CAFFEINE IMPROVES ENDURANCE PERFORMANCE BUT NOT BY EXCITING THE NERVOUS SYSTEM
Meyers, B. B., & Cafarelli, E. (2002). Caffeine increases endurance without altering average motor unit firing rate during submaximal fatiguing contractions. Medicine and Science in Sports and Exercise, 34(5), Supplement abstract 1428.
This study assessed if improved endurance performance following caffeine ingestion is the result of altered motor unit firing rate during a fatiguing exercise. Males (N = 6) performed under two conditions on two separate days. One hour before exercise, one condition was to ingest 6 mg/kg of caffeine while the other was a similar amount of flour in a capsule form. The exercise was repeated isometric contractions of the quadriceps at 50% maximum voluntary contraction for 15 seconds, with 2 seconds rest between contractions. Exercising was halted when contraction force fell below 40% maximum voluntary contractions for at least two seconds.

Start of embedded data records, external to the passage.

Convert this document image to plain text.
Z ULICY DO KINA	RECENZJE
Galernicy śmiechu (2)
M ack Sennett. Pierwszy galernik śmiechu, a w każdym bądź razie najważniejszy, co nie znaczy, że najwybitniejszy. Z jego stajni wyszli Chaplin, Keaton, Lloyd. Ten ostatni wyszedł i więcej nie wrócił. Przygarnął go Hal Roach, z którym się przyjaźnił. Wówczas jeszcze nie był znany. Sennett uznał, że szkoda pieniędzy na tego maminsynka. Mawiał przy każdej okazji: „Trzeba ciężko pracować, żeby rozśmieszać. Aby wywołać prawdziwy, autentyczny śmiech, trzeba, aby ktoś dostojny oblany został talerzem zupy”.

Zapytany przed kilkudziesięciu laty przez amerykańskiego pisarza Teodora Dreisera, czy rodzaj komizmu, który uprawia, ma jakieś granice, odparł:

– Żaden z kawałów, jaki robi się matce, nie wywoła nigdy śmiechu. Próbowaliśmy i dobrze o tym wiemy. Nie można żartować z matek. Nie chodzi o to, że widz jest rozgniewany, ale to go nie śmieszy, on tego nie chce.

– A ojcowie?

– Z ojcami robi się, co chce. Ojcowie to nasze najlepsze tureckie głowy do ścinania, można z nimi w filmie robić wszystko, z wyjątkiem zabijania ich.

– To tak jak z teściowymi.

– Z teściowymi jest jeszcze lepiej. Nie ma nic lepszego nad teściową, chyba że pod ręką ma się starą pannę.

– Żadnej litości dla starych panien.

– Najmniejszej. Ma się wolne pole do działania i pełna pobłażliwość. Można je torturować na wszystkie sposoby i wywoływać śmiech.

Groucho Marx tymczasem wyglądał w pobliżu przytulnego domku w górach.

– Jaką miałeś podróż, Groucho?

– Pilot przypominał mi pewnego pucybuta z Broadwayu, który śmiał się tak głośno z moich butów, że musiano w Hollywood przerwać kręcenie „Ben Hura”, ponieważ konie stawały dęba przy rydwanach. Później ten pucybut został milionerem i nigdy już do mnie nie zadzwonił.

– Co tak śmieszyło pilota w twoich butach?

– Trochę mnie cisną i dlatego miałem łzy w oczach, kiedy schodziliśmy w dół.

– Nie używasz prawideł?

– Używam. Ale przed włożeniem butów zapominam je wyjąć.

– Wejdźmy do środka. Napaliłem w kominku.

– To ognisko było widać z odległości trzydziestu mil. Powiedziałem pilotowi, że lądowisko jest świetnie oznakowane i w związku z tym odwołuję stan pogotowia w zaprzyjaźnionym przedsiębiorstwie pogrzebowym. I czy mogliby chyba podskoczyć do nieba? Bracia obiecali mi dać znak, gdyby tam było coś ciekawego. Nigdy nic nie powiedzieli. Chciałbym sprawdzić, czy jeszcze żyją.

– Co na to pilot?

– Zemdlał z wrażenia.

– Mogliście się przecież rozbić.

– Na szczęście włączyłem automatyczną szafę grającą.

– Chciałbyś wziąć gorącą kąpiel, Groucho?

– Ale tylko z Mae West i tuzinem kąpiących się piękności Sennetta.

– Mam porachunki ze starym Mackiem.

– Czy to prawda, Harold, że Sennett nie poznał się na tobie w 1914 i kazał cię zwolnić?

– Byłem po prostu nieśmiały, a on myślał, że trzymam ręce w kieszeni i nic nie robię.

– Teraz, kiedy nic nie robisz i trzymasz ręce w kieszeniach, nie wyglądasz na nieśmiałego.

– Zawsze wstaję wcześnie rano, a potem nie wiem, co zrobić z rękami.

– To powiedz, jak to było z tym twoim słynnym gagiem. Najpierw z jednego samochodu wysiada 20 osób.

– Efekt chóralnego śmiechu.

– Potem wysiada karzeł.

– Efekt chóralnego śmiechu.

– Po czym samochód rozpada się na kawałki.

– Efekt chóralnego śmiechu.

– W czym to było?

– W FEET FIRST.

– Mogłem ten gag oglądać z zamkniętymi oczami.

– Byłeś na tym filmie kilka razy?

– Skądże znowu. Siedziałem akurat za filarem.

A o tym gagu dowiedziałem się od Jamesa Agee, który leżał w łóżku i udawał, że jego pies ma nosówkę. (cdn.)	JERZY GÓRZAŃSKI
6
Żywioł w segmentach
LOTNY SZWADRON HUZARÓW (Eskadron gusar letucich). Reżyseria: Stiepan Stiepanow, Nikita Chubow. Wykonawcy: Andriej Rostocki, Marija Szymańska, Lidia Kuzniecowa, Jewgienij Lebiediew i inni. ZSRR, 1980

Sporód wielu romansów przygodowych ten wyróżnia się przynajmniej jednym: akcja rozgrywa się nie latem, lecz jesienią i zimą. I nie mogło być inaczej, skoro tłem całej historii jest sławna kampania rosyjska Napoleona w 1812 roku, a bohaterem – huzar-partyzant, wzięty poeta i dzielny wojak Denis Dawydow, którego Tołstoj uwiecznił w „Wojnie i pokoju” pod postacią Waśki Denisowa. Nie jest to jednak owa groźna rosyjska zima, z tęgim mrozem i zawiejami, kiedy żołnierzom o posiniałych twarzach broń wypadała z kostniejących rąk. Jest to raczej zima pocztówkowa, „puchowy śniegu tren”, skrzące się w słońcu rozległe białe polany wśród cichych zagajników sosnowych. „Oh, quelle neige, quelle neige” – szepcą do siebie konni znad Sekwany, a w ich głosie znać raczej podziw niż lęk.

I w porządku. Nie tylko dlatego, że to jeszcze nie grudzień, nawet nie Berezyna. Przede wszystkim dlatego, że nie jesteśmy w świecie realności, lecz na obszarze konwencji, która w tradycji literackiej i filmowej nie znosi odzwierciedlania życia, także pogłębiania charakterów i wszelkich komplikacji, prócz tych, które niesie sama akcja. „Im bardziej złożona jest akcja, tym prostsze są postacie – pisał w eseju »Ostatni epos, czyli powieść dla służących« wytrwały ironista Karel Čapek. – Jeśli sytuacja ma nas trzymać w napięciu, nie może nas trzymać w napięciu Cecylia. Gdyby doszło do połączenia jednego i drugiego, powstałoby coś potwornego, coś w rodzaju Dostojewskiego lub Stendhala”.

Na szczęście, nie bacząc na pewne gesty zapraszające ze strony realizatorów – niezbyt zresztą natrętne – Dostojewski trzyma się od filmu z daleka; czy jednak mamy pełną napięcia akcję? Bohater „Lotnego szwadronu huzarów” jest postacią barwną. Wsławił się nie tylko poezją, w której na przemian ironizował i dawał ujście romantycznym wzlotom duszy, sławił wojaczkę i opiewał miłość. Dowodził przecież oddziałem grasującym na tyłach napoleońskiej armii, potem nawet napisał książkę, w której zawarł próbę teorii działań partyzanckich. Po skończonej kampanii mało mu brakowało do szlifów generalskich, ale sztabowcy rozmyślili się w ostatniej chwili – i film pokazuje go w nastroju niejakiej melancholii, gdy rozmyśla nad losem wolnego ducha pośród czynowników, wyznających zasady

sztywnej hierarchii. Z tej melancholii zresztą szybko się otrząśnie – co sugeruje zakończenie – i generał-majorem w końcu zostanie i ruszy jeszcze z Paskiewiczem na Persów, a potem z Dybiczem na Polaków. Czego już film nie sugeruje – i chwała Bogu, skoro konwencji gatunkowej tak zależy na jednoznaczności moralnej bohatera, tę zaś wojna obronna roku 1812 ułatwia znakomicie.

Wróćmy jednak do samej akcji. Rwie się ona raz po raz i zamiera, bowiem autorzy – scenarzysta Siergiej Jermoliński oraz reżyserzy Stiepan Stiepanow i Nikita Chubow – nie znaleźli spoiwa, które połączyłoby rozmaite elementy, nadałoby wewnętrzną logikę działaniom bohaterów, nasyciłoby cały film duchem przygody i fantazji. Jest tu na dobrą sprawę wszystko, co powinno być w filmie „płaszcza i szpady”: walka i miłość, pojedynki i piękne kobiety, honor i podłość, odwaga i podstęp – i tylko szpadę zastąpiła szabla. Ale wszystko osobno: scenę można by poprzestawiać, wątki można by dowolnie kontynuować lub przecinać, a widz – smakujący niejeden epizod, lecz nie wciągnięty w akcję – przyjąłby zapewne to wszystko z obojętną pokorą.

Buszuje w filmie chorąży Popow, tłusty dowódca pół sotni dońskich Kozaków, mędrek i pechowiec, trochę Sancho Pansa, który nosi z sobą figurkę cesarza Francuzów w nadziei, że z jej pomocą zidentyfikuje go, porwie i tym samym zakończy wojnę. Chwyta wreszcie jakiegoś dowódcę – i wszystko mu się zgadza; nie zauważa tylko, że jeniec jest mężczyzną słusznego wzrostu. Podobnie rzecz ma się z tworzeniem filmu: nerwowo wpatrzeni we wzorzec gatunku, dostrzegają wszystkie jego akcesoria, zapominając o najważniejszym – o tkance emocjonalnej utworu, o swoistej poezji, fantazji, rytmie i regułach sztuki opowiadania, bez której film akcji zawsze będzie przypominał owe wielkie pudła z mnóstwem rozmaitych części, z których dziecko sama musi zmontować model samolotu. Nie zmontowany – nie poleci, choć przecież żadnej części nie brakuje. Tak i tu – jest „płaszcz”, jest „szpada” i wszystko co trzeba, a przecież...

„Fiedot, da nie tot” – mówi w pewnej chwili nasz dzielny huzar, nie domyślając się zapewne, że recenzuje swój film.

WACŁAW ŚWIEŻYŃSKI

The caffeine condition produced a ~27% increase in time to exhaustion which was significantly more than the placebo condition. Motor unit firing rates were similar between conditions at various stages of the exercise.
Implication. Although caffeine is widely reported as exciting actions within the nervous system, its ergogenic effects for endurance performance are not a result of greater excitation.